Ms. Trude realized the need for FCPS to become a site for the American Heart Association in order for the school division to certify and train staff and students in basic life support. FCPS is the only AHA school system site in the Commonwealth, and Ms. Trude and eight other instructors have certified over a thousand FCPS students and employees at no charge.

Ms. Trude has been instrumental in many other wellness initiatives in FCPS, including the adoption of a district-wide school wellness policy, the establishment of the Working on Wellness (WOW) Award presented by the School Health Advisory Board, and the formation of school walking clubs and after-school biking programs.

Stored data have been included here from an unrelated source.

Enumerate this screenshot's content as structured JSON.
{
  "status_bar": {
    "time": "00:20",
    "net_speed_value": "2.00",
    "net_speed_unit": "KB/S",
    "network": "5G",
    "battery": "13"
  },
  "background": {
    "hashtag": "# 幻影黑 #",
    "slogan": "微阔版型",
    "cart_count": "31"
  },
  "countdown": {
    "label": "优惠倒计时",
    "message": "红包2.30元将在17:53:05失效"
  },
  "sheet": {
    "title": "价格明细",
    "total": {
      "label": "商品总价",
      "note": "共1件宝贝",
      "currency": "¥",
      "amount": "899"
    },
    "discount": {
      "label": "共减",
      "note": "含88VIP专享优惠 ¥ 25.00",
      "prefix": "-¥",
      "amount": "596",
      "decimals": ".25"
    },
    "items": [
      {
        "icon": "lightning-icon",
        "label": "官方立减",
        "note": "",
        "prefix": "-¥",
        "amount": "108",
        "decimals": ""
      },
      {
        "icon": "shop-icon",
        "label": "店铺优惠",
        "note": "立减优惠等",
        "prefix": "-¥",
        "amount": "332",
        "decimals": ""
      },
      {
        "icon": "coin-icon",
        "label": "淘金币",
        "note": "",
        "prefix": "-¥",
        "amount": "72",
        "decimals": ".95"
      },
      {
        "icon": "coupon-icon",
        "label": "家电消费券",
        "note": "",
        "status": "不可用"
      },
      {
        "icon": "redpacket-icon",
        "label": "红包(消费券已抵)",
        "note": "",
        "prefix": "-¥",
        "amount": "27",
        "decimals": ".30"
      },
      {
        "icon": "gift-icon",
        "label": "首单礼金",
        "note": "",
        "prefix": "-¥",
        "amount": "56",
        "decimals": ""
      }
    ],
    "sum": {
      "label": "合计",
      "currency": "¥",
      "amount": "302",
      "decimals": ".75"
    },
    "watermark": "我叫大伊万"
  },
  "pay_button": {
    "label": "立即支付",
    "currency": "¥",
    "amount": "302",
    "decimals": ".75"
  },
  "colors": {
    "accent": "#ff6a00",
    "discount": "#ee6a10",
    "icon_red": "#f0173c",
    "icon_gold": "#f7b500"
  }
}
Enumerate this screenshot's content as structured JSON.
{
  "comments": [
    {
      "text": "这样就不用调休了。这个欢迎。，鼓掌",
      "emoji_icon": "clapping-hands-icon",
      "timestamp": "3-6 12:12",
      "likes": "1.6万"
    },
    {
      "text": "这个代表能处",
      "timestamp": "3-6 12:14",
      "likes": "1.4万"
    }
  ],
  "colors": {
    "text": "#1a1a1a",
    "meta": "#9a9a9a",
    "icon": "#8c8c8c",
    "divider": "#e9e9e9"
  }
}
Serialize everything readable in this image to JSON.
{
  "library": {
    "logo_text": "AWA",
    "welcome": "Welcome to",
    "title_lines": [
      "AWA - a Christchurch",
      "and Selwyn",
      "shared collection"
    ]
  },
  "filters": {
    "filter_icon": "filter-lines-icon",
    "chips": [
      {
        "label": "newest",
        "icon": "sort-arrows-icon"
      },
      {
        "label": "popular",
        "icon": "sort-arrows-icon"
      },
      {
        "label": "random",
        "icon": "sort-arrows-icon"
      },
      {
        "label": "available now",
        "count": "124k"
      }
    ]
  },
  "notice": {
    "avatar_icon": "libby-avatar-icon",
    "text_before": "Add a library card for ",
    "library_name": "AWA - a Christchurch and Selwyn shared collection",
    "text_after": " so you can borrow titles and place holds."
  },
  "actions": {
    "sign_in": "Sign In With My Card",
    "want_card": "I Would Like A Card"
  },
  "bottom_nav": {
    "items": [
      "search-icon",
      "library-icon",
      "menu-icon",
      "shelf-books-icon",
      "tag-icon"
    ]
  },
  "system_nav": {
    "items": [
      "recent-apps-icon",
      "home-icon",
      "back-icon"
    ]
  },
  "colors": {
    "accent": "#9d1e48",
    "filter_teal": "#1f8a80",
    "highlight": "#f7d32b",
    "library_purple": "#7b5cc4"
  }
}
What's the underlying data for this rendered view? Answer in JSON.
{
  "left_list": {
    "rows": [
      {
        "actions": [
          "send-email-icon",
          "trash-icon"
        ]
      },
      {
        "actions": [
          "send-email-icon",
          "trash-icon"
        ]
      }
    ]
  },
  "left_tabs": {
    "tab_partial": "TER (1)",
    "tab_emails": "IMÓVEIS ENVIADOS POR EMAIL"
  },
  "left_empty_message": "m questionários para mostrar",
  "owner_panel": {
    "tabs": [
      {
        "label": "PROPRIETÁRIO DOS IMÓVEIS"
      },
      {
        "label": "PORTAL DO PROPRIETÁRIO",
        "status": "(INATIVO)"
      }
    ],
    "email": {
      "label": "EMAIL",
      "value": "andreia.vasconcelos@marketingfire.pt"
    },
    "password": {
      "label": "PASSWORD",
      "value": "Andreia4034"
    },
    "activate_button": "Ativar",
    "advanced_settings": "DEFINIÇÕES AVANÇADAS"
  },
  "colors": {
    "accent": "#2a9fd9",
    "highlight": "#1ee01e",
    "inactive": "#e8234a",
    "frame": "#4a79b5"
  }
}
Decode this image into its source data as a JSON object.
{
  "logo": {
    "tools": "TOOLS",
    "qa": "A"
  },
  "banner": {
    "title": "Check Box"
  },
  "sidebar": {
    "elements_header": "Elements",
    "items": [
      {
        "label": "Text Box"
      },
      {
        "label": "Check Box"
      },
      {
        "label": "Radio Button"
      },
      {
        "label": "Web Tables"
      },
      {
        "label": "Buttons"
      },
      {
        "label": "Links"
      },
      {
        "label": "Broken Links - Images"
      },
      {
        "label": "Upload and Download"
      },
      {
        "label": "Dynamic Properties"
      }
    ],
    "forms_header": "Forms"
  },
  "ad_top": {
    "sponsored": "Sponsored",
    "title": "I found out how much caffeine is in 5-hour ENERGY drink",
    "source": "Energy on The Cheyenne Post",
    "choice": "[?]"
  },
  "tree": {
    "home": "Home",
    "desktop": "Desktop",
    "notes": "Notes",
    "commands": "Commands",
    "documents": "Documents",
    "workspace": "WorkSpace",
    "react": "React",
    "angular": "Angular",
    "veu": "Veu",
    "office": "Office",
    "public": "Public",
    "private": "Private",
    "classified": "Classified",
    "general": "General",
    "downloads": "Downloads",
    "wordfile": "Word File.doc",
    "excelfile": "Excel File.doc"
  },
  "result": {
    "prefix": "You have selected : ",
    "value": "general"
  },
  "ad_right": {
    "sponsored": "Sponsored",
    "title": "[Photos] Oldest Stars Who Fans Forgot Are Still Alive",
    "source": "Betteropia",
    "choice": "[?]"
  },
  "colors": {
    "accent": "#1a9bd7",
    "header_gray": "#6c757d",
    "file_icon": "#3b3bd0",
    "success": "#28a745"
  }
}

“One of the first things I did as school health coordinator was put together the school health manual. My nurses jokingly call it their Bible,” she said. She undertook the mammoth project because she wanted consistency within school health in Fauquier County. The manual details all aspects of school nursing including job description, time lines, forms, policies on the local and state level, etc.

“School health practices seemed to be segmented before the manual,” she said. “I’ve told my nurses that we’re dynamic together and can make change together. We’re like the little engine that could, but instead of ‘I think I can,’ it’s ‘I know I can.’”

Those who work closely with Ms. Trude recognize her total commitment to improving school health in Fauquier County Public Schools.

Sally Murray, Fauquier County School Board representative to the School Health Advisory Board, said Ms. Trude is a “soft-spoken women [who] has a core of steel when it comes to improving all aspects of health in our schools.”

It would be difficult to estimate how many people in the school division have benefitted from Ms. Trude’s instruction. While teaching health-related programs to bus drivers, school nutrition staff, teachers, instructional assistants, school administration, parents and students, she has continued to be a student herself. Ms. Trude graduated last year as a Fellow of the Virginia Coordinated School Health Leadership Institute upon completion of a two-year program. The Coordinated School Health Model is designed to assist schools in addressing health-related issues that affect learning. The model consists of eight components that encompass all aspects of school-community life: health education, health services, school environment, school nutrition, parent and community groups, mental health services, staff wellness and physical activity.

In her limited leisure time Ms. Trude enjoys spending time with her family – husband Charles is a government engineer at Quantico Marine Corps Base; daughter Heidi, 25, is a French teacher at Skyline High School in Warren County; and son David, 22, is a student in the professional golf management program at Penn State University, who, she beams, recently scored his first hole in one. An avid Pittsburgh Steelers and Penguins fan, she also enjoys cooking, baking and traveling to Myrtle Beach and to her “home away from home” at Massanutten.

Humbled by the state-level award that she learned in August she had won, Ms. Trude said she was “in disbelief” at the honor.

The notification phone call came on a day her supervisor, Frank Finn, assistant superintendent of special education and student services, happened to be standing in her office.

“I could not believe this was happening. Pam was speechless,” she said of herself. “I handed the phone to Frank because I was crying so hard. This is not a Pam Trude Award. This is a ‘Thank you, Fauquier County’ Award. I am where I am today because of all the wonderful people who have crossed my path. This award demonstrates that it truly does take the village to make a difference.”